[Html-widget] Offer of help / question about H::W status

Carl Franks fireartist at gmail.com
Fri Aug 4 13:08:03 CEST 2006


On 02/08/06, Bogdan Lucaciu <bogdan at wiz.ro> wrote:
>
> I might go a bit off-thread with this, but I noted some problems that
> might need fixing (and were not already discussed on the list):
>
> 1. You can't control the 'comment' by using a custom Container, unless
> you start modifying the label element (find the comment, remove it, move
> it somewhere else) . The comment's position is hardcoded in mk_label.
> This is useful , because I might need:
>  Phone number: [ input ] (don't forget the area code)
> CSS positioning might not be enough for most cases.

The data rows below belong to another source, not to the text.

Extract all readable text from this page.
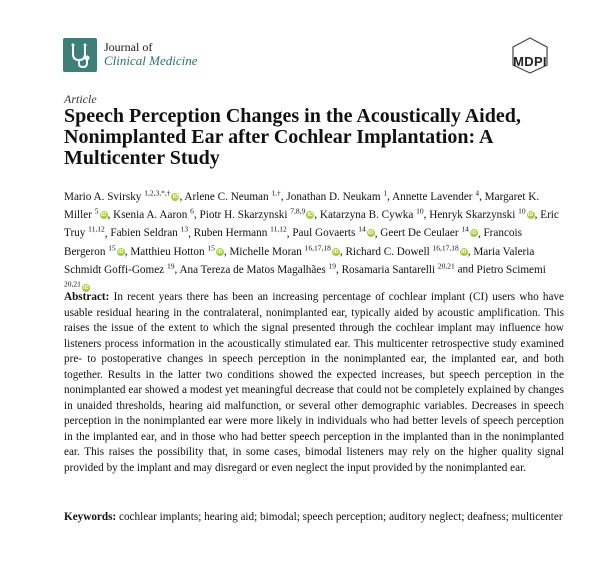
Journal of
Clinical Medicine	MDPI
Article
Speech Perception Changes in the Acoustically Aided, Nonimplanted Ear after Cochlear Implantation: A Multicenter Study
Mario A. Svirsky $^{1,2,3,*,\dagger}$ iD, Arlene C. Neuman $^{1,\dagger}$, Jonathan D. Neukam $^1$, Annette Lavender $^4$, Margaret K. Miller $^5$ iD, Ksenia A. Aaron $^6$, Piotr H. Skarzynski $^{7,8,9}$ iD, Katarzyna B. Cywka $^{10}$, Henryk Skarzynski $^{10}$ iD, Eric Truy $^{11,12}$, Fabien Seldran $^{13}$, Ruben Hermann $^{11,12}$, Paul Govaerts $^{14}$ iD, Geert De Ceulaer $^{14}$ iD, Francois Bergeron $^{15}$ iD, Matthieu Hotton $^{15}$ iD, Michelle Moran $^{16,17,18}$ iD, Richard C. Dowell $^{16,17,18}$ iD, Maria Valeria Schmidt Goffi-Gomez $^{19}$, Ana Tereza de Matos Magalhães $^{19}$, Rosamaria Santarelli $^{20,21}$ and Pietro Scimemi $^{20,21}$ iD
Abstract: In recent years there has been an increasing percentage of cochlear implant (CI) users who have usable residual hearing in the contralateral, nonimplanted ear, typically aided by acoustic amplification. This raises the issue of the extent to which the signal presented through the cochlear implant may influence how listeners process information in the acoustically stimulated ear. This multicenter retrospective study examined pre- to postoperative changes in speech perception in the nonimplanted ear, the implanted ear, and both together. Results in the latter two conditions showed the expected increases, but speech perception in the nonimplanted ear showed a modest yet meaningful decrease that could not be completely explained by changes in unaided thresholds, hearing aid malfunction, or several other demographic variables. Decreases in speech perception in the nonimplanted ear were more likely in individuals who had better levels of speech perception in the implanted ear, and in those who had better speech perception in the implanted than in the nonimplanted ear. This raises the possibility that, in some cases, bimodal listeners may rely on the higher quality signal provided by the implant and may disregard or even neglect the input provided by the nonimplanted ear.
Keywords: cochlear implants; hearing aid; bimodal; speech perception; auditory neglect; deafness; multicenter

Maybe move the comment code out of mk_label() and into a new
mk_comment() that could be overridden?

> 2. I should be able to simply add a 'required' marker on elements with
> 'All' constraint, that does not interfere with the comment (like a red
> asterisk)

I don't think that's the way to do it - as the All constraint might be
applied to Hidden elements.
How about subclassing the base class H::W::Element to add a new
accessor, and do what you will with it during as_xml() ?

> 3. I should be able to put a callback constraints that run the
> constraint _once_ with all the elements as parameters. Now the callback
> is ran multiple times,  for every element.

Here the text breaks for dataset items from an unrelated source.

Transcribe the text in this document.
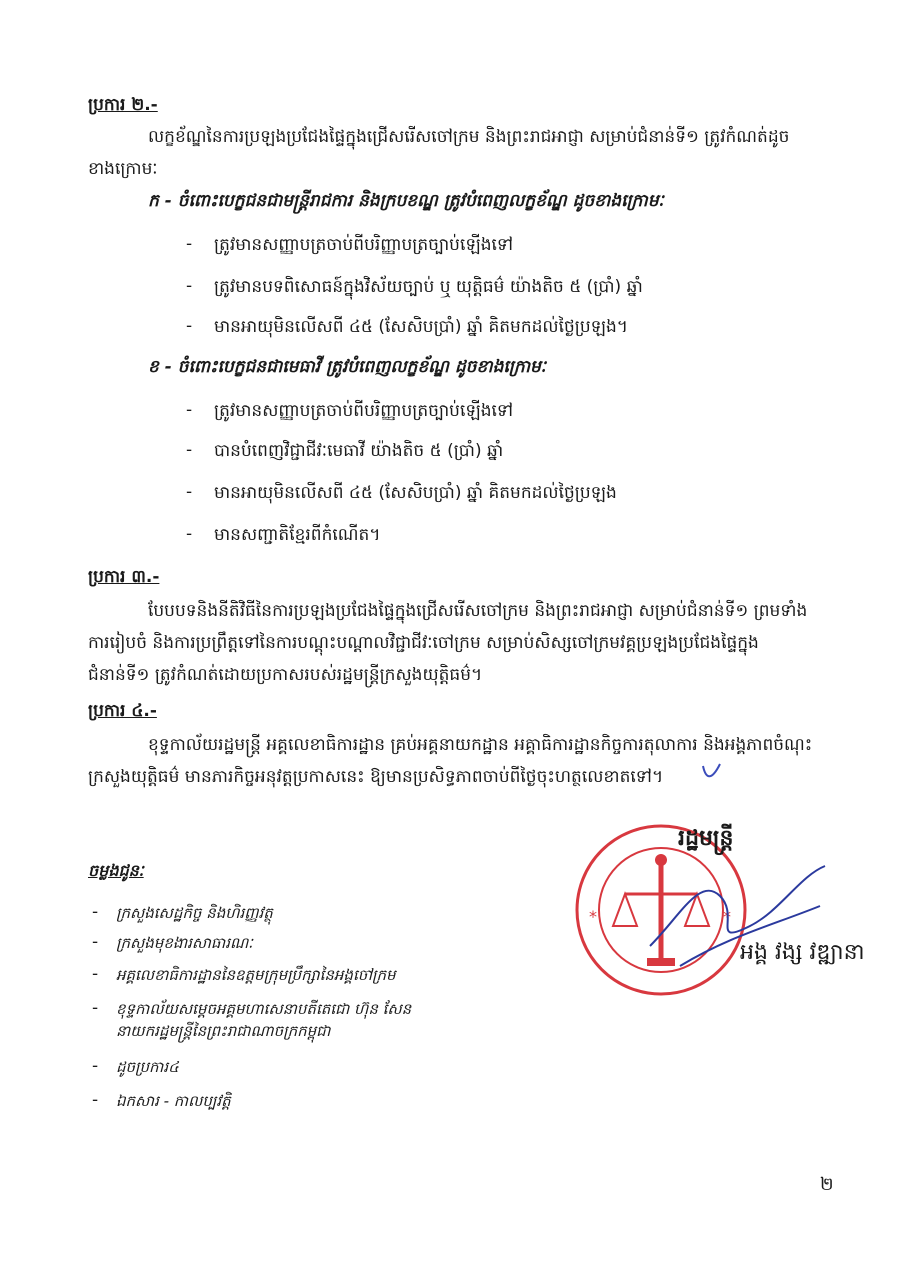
ប្រការ ២.-
លក្ខខ័ណ្ឌនៃការប្រឡងប្រជែងផ្ទៃក្នុងជ្រើសរើសចៅក្រម និងព្រះរាជអាជ្ញា សម្រាប់ជំនាន់ទី១ ត្រូវកំណត់ដូច
ខាងក្រោមៈ
ក - ចំពោះបេក្ខជនជាមន្ត្រីរាជការ និងក្របខណ្ឌ ត្រូវបំពេញលក្ខខ័ណ្ឌ ដូចខាងក្រោមៈ
- ត្រូវមានសញ្ញាបត្រចាប់ពីបរិញ្ញាបត្រច្បាប់ឡើងទៅ
- ត្រូវមានបទពិសោធន៍ក្នុងវិស័យច្បាប់ ឬ យុត្តិធម៌ យ៉ាងតិច ៥ (ប្រាំ) ឆ្នាំ
- មានអាយុមិនលើសពី ៤៥ (សែសិបប្រាំ) ឆ្នាំ គិតមកដល់ថ្ងៃប្រឡង។
ខ - ចំពោះបេក្ខជនជាមេធាវី ត្រូវបំពេញលក្ខខ័ណ្ឌ ដូចខាងក្រោមៈ
- ត្រូវមានសញ្ញាបត្រចាប់ពីបរិញ្ញាបត្រច្បាប់ឡើងទៅ
- បានបំពេញវិជ្ជាជីវៈមេធាវី យ៉ាងតិច ៥ (ប្រាំ) ឆ្នាំ
- មានអាយុមិនលើសពី ៤៥ (សែសិបប្រាំ) ឆ្នាំ គិតមកដល់ថ្ងៃប្រឡង
- មានសញ្ជាតិខ្មែរពីកំណើត។
ប្រការ ៣.-
បែបបទនិងនីតិវិធីនៃការប្រឡងប្រជែងផ្ទៃក្នុងជ្រើសរើសចៅក្រម និងព្រះរាជអាជ្ញា សម្រាប់ជំនាន់ទី១ ព្រមទាំង
ការរៀបចំ និងការប្រព្រឹត្តទៅនៃការបណ្តុះបណ្តាលវិជ្ជាជីវៈចៅក្រម សម្រាប់សិស្សចៅក្រមវគ្គប្រឡងប្រជែងផ្ទៃក្នុង
ជំនាន់ទី១ ត្រូវកំណត់ដោយប្រកាសរបស់រដ្ឋមន្ត្រីក្រសួងយុត្តិធម៌។
ប្រការ ៤.-
ខុទ្ទកាល័យរដ្ឋមន្ត្រី អគ្គលេខាធិការដ្ឋាន គ្រប់អគ្គនាយកដ្ឋាន អគ្គាធិការដ្ឋានកិច្ចការតុលាការ និងអង្គភាពចំណុះ
ក្រសួងយុត្តិធម៌ មានភារកិច្ចអនុវត្តប្រកាសនេះ ឱ្យមានប្រសិទ្ធភាពចាប់ពីថ្ងៃចុះហត្ថលេខាតទៅ។
*	*
រដ្ឋមន្ត្រី
អង្គ វង្ស វឌ្ឍានា
ចម្លងជូនៈ
- ក្រសួងសេដ្ឋកិច្ច និងហិរញ្ញវត្ថុ
- ក្រសួងមុខងារសាធារណៈ
- អគ្គលេខាធិការដ្ឋាននៃឧត្តមក្រុមប្រឹក្សានៃអង្គចៅក្រម
- ខុទ្ទកាល័យសម្តេចអគ្គមហាសេនាបតីតេជោ ហ៊ុន សែន
នាយករដ្ឋមន្ត្រីនៃព្រះរាជាណាចក្រកម្ពុជា
- ដូចប្រការ៤
- ឯកសារ - កាលប្បវត្តិ
២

I don't think this is correct.
The process() method in HTML/Widget.pm loops over the constraints, and
for each one, calls $constraint->process( $widget, \%params, $uploads
)

> 4. Grouping constraints (like Any or Equal) should not cause the error
> message to be displayed on every element, it's quite ugly. I'm not sure
> what the solution is, maybe only the first element in the group should
> show the error.

The simplest way I can think of doing this, would be to use css to
ensure that a particular name/constraint ID is never displayed.

It sounds reasonable to want the xml output like this though.
The extra elements would still be invalid, even though they wouldn't
display the errors.
I think I would prefer the constraints Any/All to have an accessor by
which you could state which element name you want to display the
error.
The renderer could then call can() to see if the constraint supports
it, and then only if the element name matches, display the error.
This would provide the advantages of being both backwards-compatable,
and also providing more control than simply adding the error to the
first element found.

> 5. process should be able to track by itself  if the form was submitted
> (by using a hidden field for example). If I supply the request object it
> fires the constraint code even if the form was not submitted.
> Now I have to do the check myself:
> if ($c->req->params->{submitted}) {
>         $w->process($c->req);
> } else {
>         $w->process;
> }

If you set $w->indicator, then Catalyst::Plugin::HTML::Widget will
figure out itself that the form's been submitted.
If you don't use Catalyst, then you could create a helper for your
choice of framework, which mimics C::P::H::W's behaviour.

I hope this all makes sense, please let me know it not.